Single-molecule techniques are exceptionally well suited for analyzing the complex dynamic behavior of macromolecules involved in fundamental biological processes. Nevertheless, time and cost usually restrict current single-molecule methods to examining a limited number of different samples. At the same time, a broad sequence or chemical space often needs to be investigated to gain a thorough understanding of complex biological phenomena. To address this urgent need, we have developed multiplexed single-molecule characterization at the library scale (MUSCLE), a method that combines single-molecule fluorescence microscopy with next-generation sequencing to enable highly multiplexed observations of complex dynamics on millions of individual molecules spanning thousands of distinct sequences or barcoded entities. In this protocol, we outline the implementation of MUSCLE and present examples from our recent research, such as the sequence-dependent dynamics of Cas9-induced target DNA unwinding and rewinding. This example demonstrates that MUSCLE can be applied to study protein–nucleic acid interactions, going beyond nucleic-acid-only model systems.

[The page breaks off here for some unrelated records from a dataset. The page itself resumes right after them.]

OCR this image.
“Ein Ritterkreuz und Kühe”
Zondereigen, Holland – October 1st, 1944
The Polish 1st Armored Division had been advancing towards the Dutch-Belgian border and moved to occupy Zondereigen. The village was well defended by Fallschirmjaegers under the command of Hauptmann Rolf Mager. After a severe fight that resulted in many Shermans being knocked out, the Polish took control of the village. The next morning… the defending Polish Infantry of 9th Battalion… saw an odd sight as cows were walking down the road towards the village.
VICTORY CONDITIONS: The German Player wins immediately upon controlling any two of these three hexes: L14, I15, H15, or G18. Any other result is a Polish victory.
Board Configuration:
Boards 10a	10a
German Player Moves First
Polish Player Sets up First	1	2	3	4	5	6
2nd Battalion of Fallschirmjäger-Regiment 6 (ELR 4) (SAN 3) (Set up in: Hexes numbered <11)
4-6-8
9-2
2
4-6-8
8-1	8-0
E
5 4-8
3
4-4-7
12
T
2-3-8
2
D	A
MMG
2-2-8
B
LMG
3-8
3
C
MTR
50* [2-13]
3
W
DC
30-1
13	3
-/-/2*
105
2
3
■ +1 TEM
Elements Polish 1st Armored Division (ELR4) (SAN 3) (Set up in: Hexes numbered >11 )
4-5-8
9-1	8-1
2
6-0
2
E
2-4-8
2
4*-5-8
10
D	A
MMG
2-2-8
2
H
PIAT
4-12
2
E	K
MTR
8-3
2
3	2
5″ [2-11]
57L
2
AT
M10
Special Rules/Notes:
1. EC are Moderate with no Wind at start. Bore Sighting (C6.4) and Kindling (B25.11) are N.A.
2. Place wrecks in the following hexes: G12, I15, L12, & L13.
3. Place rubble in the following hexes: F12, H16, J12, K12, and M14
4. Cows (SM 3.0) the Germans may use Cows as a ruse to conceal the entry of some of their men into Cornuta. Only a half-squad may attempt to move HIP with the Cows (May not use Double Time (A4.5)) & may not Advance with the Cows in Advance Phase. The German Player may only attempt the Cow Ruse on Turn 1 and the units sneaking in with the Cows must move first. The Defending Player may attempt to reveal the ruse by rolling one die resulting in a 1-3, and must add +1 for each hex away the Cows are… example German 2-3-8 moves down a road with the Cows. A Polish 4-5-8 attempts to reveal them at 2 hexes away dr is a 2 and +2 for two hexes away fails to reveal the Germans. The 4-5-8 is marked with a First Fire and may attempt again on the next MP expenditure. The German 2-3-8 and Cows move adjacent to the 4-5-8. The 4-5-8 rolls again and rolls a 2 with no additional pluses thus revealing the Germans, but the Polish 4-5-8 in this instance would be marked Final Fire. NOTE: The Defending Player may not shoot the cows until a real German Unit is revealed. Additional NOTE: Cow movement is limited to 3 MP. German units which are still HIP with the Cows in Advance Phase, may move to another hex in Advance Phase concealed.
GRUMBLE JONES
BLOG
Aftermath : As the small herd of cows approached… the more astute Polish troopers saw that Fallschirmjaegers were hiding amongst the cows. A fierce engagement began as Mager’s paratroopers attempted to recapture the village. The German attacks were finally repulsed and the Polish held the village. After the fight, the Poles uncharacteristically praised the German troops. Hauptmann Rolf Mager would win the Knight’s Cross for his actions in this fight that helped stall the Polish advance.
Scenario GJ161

We detail the sample and library design, high-throughput single-molecule data acquisition, next-generation sequencing, spatial registration of single-molecule fluorescence and sequencing data and downstream data analysis. The ligation-based surface immobilization approach of MUSCLE ensures high clustering efficiency (>40%), increasing throughput and simplifying registration. In addition, MUSCLE includes a 3D-printed flow cell adapter that enables liquid exchange during single-molecule fluorescence microscopy. The complete procedure typically spans 3–4 days and yields a dataset that comprehensively characterizes the dynamic behavior of a library of constructs.

Cite as
Panfilov, M., Mao, G., Guo, J., Aguirre Rivera, J., Sabantsev, A., & Deindl, S. Multiplexed single-molecule characterization at the library scale. Nature Protocols, 21, 749–774, 2026.
Research Article
Science · 2026

From sequence to function: Bridging single-molecule kinetics and molecular diversity

Authors
A. N. Kapanidis, L. Muras, K. Sreenivasa, J. P. Hazra, J. van Noort, C. Joo, and S. Deindl.
Abstract

Biological function is fundamentally determined by nucleic acid and protein sequence. Beyond encoding genetic information, nucleic acids also display complex physicochemical parameters that shape structure, dynamics, and interactions. Understanding how sequence variation sculpts the energetic landscapes underlying these properties requires methods that capture both molecular diversity and dynamic behavior. Single-molecule techniques are ideally suited to this task, but conventional formats remain time and cost intensive. Recent breakthroughs have enabled highly multiplexed approaches for observing molecular dynamics across millions of individual molecules representing thousands of sequences or barcoded entities. Though still in development, these methods have begun to bridge sequence, structure, dynamics, and function at scale, opening new opportunities in drug discovery, molecular diagnostics, and functional genomics.

Cite as
Kapanidis, A. N., Muras, L., Sreenivasa, K., Hazra, J. P., van Noort, J., Joo, C., & Deindl, S. From sequence to function: Bridging single-molecule kinetics and molecular diversity. Science, 391(6784), 458–465, 2026.